Mr. Moran then said the White House press corps was sorely lacking someone like his predecessor on the beat, former ABC News White House correspondent Sam Donaldson, whose wild-man behavior and raucous, crazy-eyed bark had once been 120-grit sandpaper to Presidents Carter, Reagan and Clinton.
"I just wonder if our generation of White House correspondents has that grit and that character," Mr. Moran said. "I don’t think you can expect the reporters in that room to fake it. I think that’s the worst thing you can do. But the more diversity, the better. It would throw the public official off-balance a little more. If they had to come to grips with a number of different voices, that would help extract information."

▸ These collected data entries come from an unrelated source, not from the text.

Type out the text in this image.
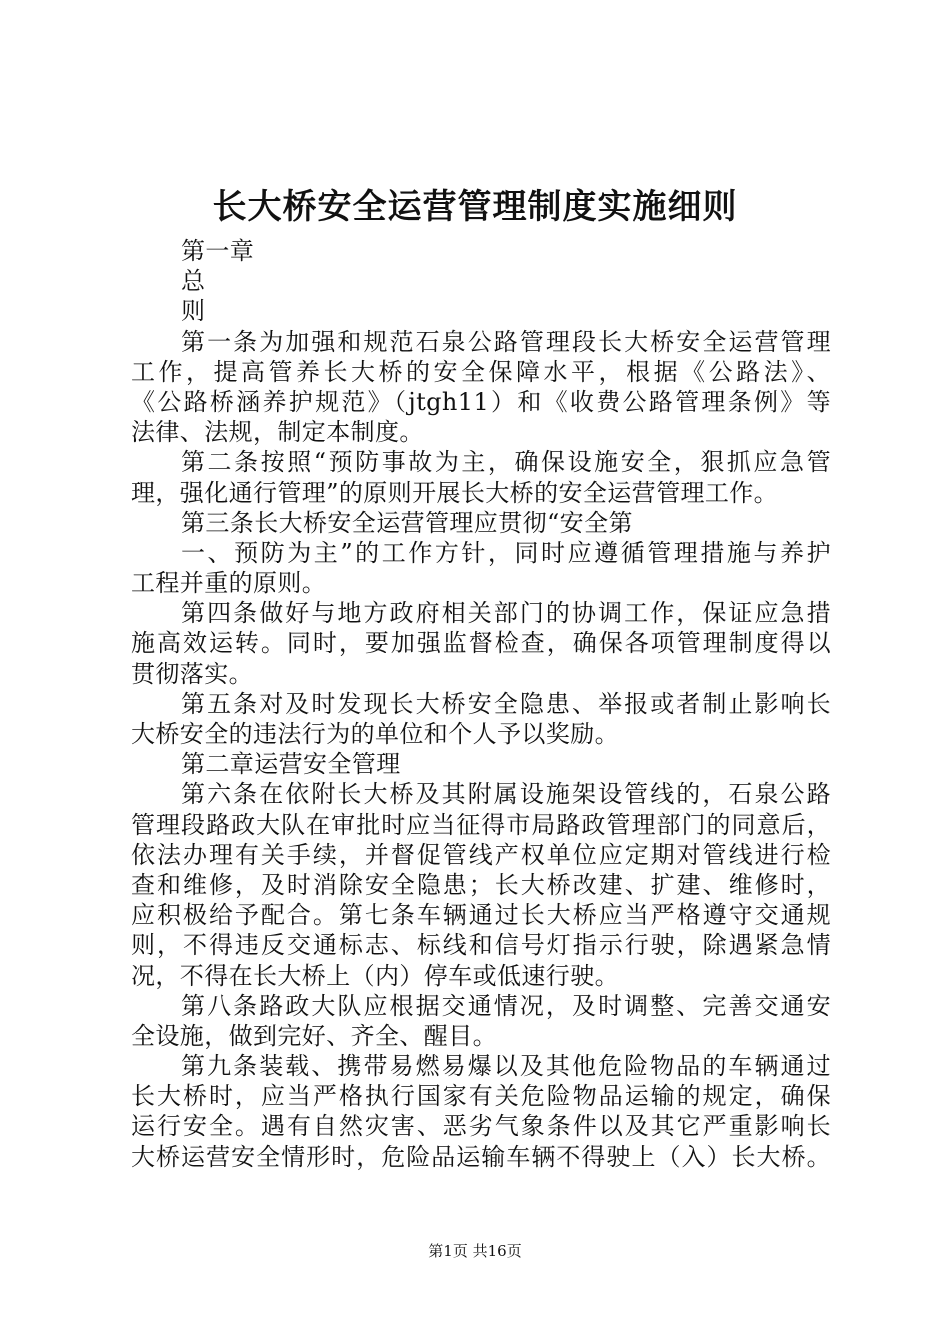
长大桥安全运营管理制度实施细则
第一章
总
则
第一条为加强和规范石泉公路管理段长大桥安全运营管理
工作，提高管养长大桥的安全保障水平，根据《公路法》、
《公路桥涵养护规范》（jtgh11）和《收费公路管理条例》等
法律、法规，制定本制度。
第二条按照“预防事故为主，确保设施安全，狠抓应急管
理，强化通行管理”的原则开展长大桥的安全运营管理工作。
第三条长大桥安全运营管理应贯彻“安全第
一、预防为主”的工作方针，同时应遵循管理措施与养护
工程并重的原则。
第四条做好与地方政府相关部门的协调工作，保证应急措
施高效运转。同时，要加强监督检查，确保各项管理制度得以
贯彻落实。
第五条对及时发现长大桥安全隐患、举报或者制止影响长
大桥安全的违法行为的单位和个人予以奖励。
第二章运营安全管理
第六条在依附长大桥及其附属设施架设管线的，石泉公路
管理段路政大队在审批时应当征得市局路政管理部门的同意后，
依法办理有关手续，并督促管线产权单位应定期对管线进行检
查和维修，及时消除安全隐患；长大桥改建、扩建、维修时，
应积极给予配合。第七条车辆通过长大桥应当严格遵守交通规
则，不得违反交通标志、标线和信号灯指示行驶，除遇紧急情
况，不得在长大桥上（内）停车或低速行驶。
第八条路政大队应根据交通情况，及时调整、完善交通安
全设施，做到完好、齐全、醒目。
第九条装载、携带易燃易爆以及其他危险物品的车辆通过
长大桥时，应当严格执行国家有关危险物品运输的规定，确保
运行安全。遇有自然灾害、恶劣气象条件以及其它严重影响长
大桥运营安全情形时，危险品运输车辆不得驶上（入）长大桥。
第1页 共16页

Considering the reams of damning new information at hand that night in the East Room—from former counterterrorism chief Richard Clarke’s published revelations, to the findings of the 9/11 commission, to the news of escalating violence in Iraq—Mr. Moran said the press had taken a dive. Mr. Bush did his thing—he filibustered, deflected, stonewalled, recycled the company line—and the press watched, silent, as if afraid that if they showed bad manners, Karl Rove would never schedule another press conference. After all, the White House has effectively controlled the press by limiting televised news conferences—the fewest of any Presidency in history—which has had the effect of charging the one on April 13 with a certain high-noon theatricality. That night, each question had to be sweated over as if it was a rare event—since it was. But that very tension led partisans to react as if the press were a bunch of liberals playing "We Got Bush."
But Mr. Moran said the Washington press corps’ social makeup—he called it mostly white, suburban, upper-middle class—reflected a genial group for whom noisy, baiting, choleric behavior didn’t come naturally. And others have brought up mass professional ambition as the grease that keeps the Washington press corps from getting too loud. As in: The squeaky wheel doesn’t get the story.